Can you please explain the main core problem with RPKM normalization (as a measure of relative abundance), using a simple example, and why TPM solves this? Different explanations for why the RPKM unit is bad are: (a) it uses length normalization, (b) it normalizes to total library size, (c) because average RPKM value is not maintained across samples, or (d) few transcripts dominate the whole, or (e) assumption that total RNA is same across samples. Which is the main correct explanation?
1. This source (http://lectures.molgen.mpg.de/Functional_Genomics_WS1112/RNA-seq1.pdf) gives an example of two equal length genes. In condition 1, Gene A has 50,000 reads and Gene B has 0. In condition 2, Gene A has 50,000 reads and Gene B has 10,000 reads. The average RPKM in condition 1 and condition 2 is the same, so condition (c) isn't violated. Source says Gene A has different RPKMs in condition 1 and condition 2 - why is it problem? If reads sampled in proportion to length and expression there could not be 50,000 reads for gene A in both. Is this really a good example of RPKM giving the wrong answer?
2. The Wagner paper (http://lynchlab.uchicago.edu/publications/Wagner,%20Kin,%20and%20Lynch%20%282012%29.pdf) says the problem is normalization by total read length too.

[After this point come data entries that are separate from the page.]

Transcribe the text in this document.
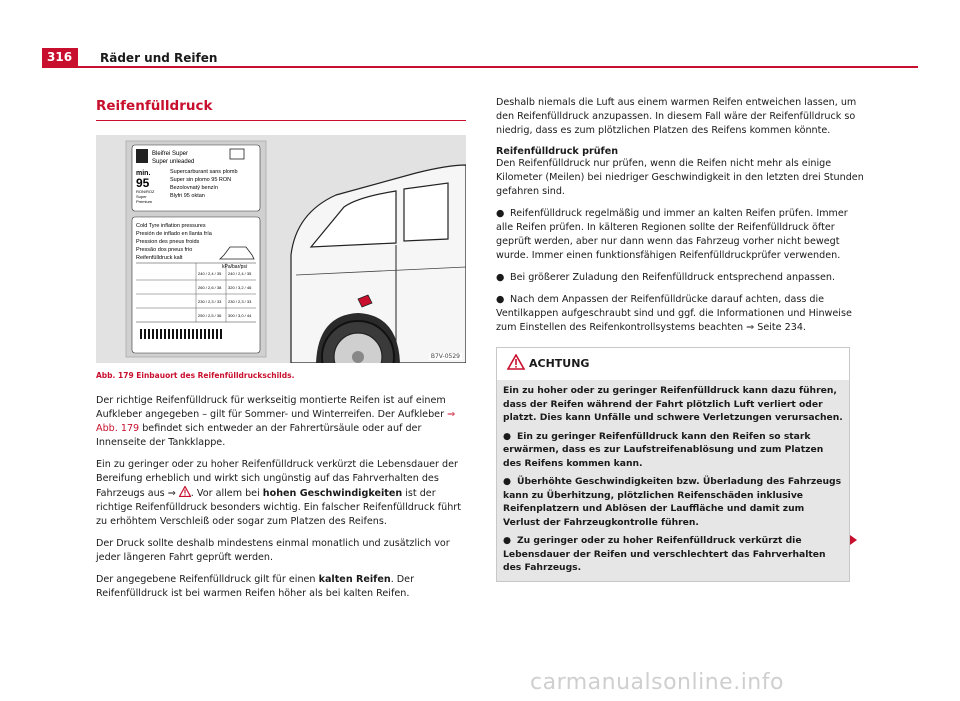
316	Räder und Reifen
Reifenfülldruck
Bleifrei Super
Super unleaded
min.
95
RON/ROZ
Super
Premium
Supercarburant sans plomb
Super sin plomo 95 RON
Bezolovnatý benzín
Blyfri 95 oktan
Cold Tyre inflation pressures
Presión de inflado en llanta fría
Pression des pneus froids
Pressão dos pneus frio
Reifenfülldruck kalt
kPa/bar/psi
240 / 2,4 / 35 240 / 2,4 / 35
260 / 2,6 / 38 320 / 3,2 / 46
230 / 2,3 / 33 230 / 2,3 / 33
250 / 2,5 / 36 300 / 3,0 / 44
B7V-0529
Abb. 179 Einbauort des Reifenfülldruckschilds.

Der richtige Reifenfülldruck für werkseitig montierte Reifen ist auf einem Aufkleber angegeben – gilt für Sommer- und Winterreifen. Der Aufkleber ⇒ Abb. 179 befindet sich entweder an der Fahrertürsäule oder auf der Innenseite der Tankklappe.

Ein zu geringer oder zu hoher Reifenfülldruck verkürzt die Lebensdauer der Bereifung erheblich und wirkt sich ungünstig auf das Fahrverhalten des Fahrzeugs aus ⇒ . Vor allem bei hohen Geschwindigkeiten ist der richtige Reifenfülldruck besonders wichtig. Ein falscher Reifenfülldruck führt zu erhöhtem Verschleiß oder sogar zum Platzen des Reifens.

Der Druck sollte deshalb mindestens einmal monatlich und zusätzlich vor jeder längeren Fahrt geprüft werden.

Der angegebene Reifenfülldruck gilt für einen kalten Reifen. Der Reifenfülldruck ist bei warmen Reifen höher als bei kalten Reifen.

Deshalb niemals die Luft aus einem warmen Reifen entweichen lassen, um den Reifenfülldruck anzupassen. In diesem Fall wäre der Reifenfülldruck so niedrig, dass es zum plötzlichen Platzen des Reifens kommen könnte.

Reifenfülldruck prüfen

Den Reifenfülldruck nur prüfen, wenn die Reifen nicht mehr als einige Kilometer (Meilen) bei niedriger Geschwindigkeit in den letzten drei Stunden gefahren sind.

● Reifenfülldruck regelmäßig und immer an kalten Reifen prüfen. Immer alle Reifen prüfen. In kälteren Regionen sollte der Reifenfülldruck öfter geprüft werden, aber nur dann wenn das Fahrzeug vorher nicht bewegt wurde. Immer einen funktionsfähigen Reifenfülldruckprüfer verwenden.

● Bei größerer Zuladung den Reifenfülldruck entsprechend anpassen.

● Nach dem Anpassen der Reifenfülldrücke darauf achten, dass die Ventilkappen aufgeschraubt sind und ggf. die Informationen und Hinweise zum Einstellen des Reifenkontrollsystems beachten ⇒ Seite 234.

ACHTUNG

Ein zu hoher oder zu geringer Reifenfülldruck kann dazu führen, dass der Reifen während der Fahrt plötzlich Luft verliert oder platzt. Dies kann Unfälle und schwere Verletzungen verursachen.

● Ein zu geringer Reifenfülldruck kann den Reifen so stark erwärmen, dass es zur Laufstreifenablösung und zum Platzen des Reifens kommen kann.

● Überhöhte Geschwindigkeiten bzw. Überladung des Fahrzeugs kann zu Überhitzung, plötzlichen Reifenschäden inklusive Reifenplatzern und Ablösen der Lauffläche und damit zum Verlust der Fahrzeugkontrolle führen.

● Zu geringer oder zu hoher Reifenfülldruck verkürzt die Lebensdauer der Reifen und verschlechtert das Fahrverhalten des Fahrzeugs.

carmanualsonline.info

They say it leads to different average RPKMs per sample: "The reason for the inconsistency of RPKM across samples arises from the normalization by the total number of reads." In the example above this is not a problem. Average RPKM is the same in both conditions. Only when the gene lengths are different that you get different average:
Condition 1: Gene A: 50,000 reads, Gene B: 0 reads
Condition 2: Gene A: 50,000 reads, Gene B: 10,000 reads
If length A is 1000 and length of B is 10 then average RPKM for condition 1 is 0.5 and for condition 2 it is 8.75, so avg RPKM is different.
3. The same source (http://lectures.molgen.mpg.de/Functional_Genomics_WS1112/RNA-seq1.pdf) above says that RPKM is dominated by a few highly expressed genes since most of read counts come from those. How is that different from TPM?
4. This (https://www.ebi.ac.uk/training/sites/ebi.ac.uk.training/files/materials/2012/121029_HTS/ernest_turro_normalising_rna-seq_data.pdf) says the problem with RPKM is the assumption of same total RNA per sample. It gives the example: "Suppose you have two RNA populations A and B sequenced at same depth A and B are identical except half of genes in B are unexpressed in A. Only half of reads from B come from shared gene set. Estimates for shared genes differ by factor of ~2". Can someone clarify this with an example?